ESPE Abstracts (2016) 86 P-P1-24

ESPE2016 Poster Presentations Adrenal P1 (48 abstracts)

Adrenal Insufficiency in ROHHADNET Syndrome (Rapid-Onset Obesity with Hypothalamic Dysfunction, Hypoventilation, Autonomic Dysregulation and Neural Tumor)

Ramona Tallone , Flavia Napoli , Natascia Di Iorgi , Anna Allegri , Annalisa Calcagno & Mohamad Maghnie


Gaslini Institute, Genoa, Italy


Background: Rapid-onset obesity with hypothalamic dysfunction, hypoventilation, autonomic dysregulation and Neural tumor (ROHHADNET) is a rare condition. The first symptom is the appearance of rapid onset obesity (2–4 years) followed by central hypoventilation, hypothalamic dysfunction, dysautonomic symptoms and neural tumors.

Objective and hypotheses: Aim of this study was to evaluate adrenal function in ROHHADNET patients from a single-center.

Patients and methods: Six patients with ROHHADNET underwent clinical (BMI SDS) and biochemical evaluation for baseline cortisol and for Insulin Tolerance Test (ITT) at the mean age of 10.1±5.9 (range 4.7–19.9 years); four were also tested with low-dose ACTH test (Synachten 1 mcg/m2) after an interval of 0–4 years. All subjects had a morning baseline cortisol evaluation at the time of ROHHADNET diagnosis. Pituitary defects were present (n=4) in one patient, (n=3) in one, (n=2) in two and (n=1) in two patients While hyperprolactinemia was documented in all of them; five had neural crest tumor.

Results: BMI SDS was of 3.4±1.2 at the time of ITT and 3.7±1.4 at the time of ACTH test. None of the patients displayed hypercortisolism. Baseline cortisol pre-ITT was 8.5±5.3 mcg/dl with a peak cortisol of 14.2±8.1 mcg/dl. Baseline cortisol pre-ACTH test in those whot underwent ACTH test was 4.4±4.4 mcg/dl with a peak cortisol of 11.1±8.8 mcg/dl. Five patients received the diagnosis of Central adrenal Insufficiency (CAI).
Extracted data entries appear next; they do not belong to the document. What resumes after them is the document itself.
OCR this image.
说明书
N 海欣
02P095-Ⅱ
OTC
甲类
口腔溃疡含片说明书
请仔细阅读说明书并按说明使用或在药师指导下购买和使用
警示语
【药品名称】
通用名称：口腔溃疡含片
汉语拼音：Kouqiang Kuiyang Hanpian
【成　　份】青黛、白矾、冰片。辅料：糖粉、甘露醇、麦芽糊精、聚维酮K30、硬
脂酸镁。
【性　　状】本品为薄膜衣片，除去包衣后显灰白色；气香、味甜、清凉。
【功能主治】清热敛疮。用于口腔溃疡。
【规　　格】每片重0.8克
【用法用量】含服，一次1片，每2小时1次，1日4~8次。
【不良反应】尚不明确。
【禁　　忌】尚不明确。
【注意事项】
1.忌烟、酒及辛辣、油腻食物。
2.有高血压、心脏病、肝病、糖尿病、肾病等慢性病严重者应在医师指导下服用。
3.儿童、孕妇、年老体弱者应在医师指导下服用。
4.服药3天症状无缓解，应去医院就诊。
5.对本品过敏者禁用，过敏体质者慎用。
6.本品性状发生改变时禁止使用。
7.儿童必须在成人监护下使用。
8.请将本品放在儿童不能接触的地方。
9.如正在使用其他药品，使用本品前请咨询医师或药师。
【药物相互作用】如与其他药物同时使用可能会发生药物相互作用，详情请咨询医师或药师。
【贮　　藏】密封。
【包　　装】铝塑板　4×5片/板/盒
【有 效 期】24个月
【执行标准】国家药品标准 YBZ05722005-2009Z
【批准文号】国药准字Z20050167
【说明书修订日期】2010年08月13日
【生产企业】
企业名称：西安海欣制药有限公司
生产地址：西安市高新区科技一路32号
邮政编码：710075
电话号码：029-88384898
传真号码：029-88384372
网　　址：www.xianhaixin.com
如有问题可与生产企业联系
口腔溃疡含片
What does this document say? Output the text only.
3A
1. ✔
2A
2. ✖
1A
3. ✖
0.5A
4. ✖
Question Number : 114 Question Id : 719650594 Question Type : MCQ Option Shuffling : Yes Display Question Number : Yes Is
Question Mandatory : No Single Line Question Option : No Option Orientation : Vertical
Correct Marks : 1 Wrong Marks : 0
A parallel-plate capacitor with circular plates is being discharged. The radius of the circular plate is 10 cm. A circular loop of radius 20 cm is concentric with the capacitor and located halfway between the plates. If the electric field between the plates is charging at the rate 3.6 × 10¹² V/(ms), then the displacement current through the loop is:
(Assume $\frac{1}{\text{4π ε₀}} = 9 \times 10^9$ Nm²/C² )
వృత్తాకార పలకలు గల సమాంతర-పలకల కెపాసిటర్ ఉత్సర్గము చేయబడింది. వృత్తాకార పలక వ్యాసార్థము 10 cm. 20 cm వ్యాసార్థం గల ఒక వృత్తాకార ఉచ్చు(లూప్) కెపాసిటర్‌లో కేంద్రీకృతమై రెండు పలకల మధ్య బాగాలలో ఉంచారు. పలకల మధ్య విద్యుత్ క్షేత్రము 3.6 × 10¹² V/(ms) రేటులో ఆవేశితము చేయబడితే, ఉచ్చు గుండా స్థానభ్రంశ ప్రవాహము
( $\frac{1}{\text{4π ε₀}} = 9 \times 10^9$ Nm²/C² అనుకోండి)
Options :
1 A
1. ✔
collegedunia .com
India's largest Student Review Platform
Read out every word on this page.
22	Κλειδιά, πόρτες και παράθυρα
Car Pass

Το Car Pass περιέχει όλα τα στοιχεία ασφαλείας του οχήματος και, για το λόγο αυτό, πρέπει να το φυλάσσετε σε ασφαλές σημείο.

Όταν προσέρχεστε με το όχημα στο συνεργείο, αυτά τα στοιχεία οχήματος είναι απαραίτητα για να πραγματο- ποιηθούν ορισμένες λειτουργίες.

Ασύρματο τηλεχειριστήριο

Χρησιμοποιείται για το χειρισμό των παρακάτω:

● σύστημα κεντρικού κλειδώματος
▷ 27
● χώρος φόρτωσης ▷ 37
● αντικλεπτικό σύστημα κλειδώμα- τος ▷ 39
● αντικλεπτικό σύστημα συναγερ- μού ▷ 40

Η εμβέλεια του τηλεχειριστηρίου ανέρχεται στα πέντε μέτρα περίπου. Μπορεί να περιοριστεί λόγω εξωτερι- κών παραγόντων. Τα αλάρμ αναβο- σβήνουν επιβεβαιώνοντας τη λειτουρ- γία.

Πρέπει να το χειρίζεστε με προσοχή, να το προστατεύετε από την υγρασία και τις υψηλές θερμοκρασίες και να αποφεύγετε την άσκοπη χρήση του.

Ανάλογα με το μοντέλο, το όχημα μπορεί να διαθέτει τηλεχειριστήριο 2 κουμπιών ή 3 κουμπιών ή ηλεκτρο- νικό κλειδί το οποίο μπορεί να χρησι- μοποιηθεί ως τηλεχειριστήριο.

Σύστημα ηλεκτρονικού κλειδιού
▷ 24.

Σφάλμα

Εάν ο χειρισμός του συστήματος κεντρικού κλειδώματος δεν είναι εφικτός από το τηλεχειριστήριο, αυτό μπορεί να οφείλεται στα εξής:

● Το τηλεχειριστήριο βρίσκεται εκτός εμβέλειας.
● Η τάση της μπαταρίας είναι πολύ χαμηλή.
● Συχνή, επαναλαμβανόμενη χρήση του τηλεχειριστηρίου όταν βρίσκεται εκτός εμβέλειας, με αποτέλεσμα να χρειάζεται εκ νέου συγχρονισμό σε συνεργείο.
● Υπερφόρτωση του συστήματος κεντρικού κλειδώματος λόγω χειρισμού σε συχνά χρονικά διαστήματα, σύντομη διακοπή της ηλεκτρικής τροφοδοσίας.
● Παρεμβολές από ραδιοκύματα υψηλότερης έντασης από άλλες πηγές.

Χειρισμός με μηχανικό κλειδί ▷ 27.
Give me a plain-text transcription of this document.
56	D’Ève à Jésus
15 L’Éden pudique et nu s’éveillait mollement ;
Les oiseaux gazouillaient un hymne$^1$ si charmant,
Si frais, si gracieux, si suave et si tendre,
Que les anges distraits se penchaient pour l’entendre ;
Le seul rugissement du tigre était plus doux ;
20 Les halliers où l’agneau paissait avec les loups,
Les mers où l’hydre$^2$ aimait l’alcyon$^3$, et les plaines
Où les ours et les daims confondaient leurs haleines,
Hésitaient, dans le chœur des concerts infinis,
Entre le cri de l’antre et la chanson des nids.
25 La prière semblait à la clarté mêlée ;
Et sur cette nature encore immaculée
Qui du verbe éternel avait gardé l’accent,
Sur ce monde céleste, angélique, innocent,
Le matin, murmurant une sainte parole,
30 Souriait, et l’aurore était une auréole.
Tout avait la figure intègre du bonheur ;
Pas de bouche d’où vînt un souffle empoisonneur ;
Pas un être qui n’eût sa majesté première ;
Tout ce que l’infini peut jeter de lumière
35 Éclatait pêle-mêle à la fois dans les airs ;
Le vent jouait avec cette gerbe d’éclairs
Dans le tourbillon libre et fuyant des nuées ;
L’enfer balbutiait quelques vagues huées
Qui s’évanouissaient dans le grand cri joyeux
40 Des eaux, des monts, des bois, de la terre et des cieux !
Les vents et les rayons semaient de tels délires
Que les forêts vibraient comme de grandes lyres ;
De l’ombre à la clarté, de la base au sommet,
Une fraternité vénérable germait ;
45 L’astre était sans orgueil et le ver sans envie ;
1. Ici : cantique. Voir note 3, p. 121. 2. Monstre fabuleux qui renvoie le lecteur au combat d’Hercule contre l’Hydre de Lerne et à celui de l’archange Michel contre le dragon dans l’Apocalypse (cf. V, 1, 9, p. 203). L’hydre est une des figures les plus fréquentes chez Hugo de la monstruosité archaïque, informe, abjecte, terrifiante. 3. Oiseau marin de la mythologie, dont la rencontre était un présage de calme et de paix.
Baseline cortisol was not related to BMI SDS at any time point and it was variably associated with age (r’s 0.02–0.94); correlations between baseline cortisol levels at three different time points were variable (r’s from 0.1 to 0.87). The association between baseline cortisol and peak response was strong after ACTH (r=0.95, P 0.07), and moderate after ITT (r=0.7, P 0.13). The relation between peak cortisol responses after the two tests was significant (r=0.97, P 0.04). Both baseline cortisol and peak cortisol after ITT negatively correlated with the number of pituitary hormone defects (r’s=−0.68 to −0.93).

Conclusion: Central Adrenal Insufficiency was documented in 83% of ROHHADNET patients after dynamic testing with ITT or ACTH-low testing. Baseline cortisol value is not reliable for the diagnosis of CAI. While the severity of hypothalamic dysfunction appears to be correlated with CAI, age and BMI SDS are not associated.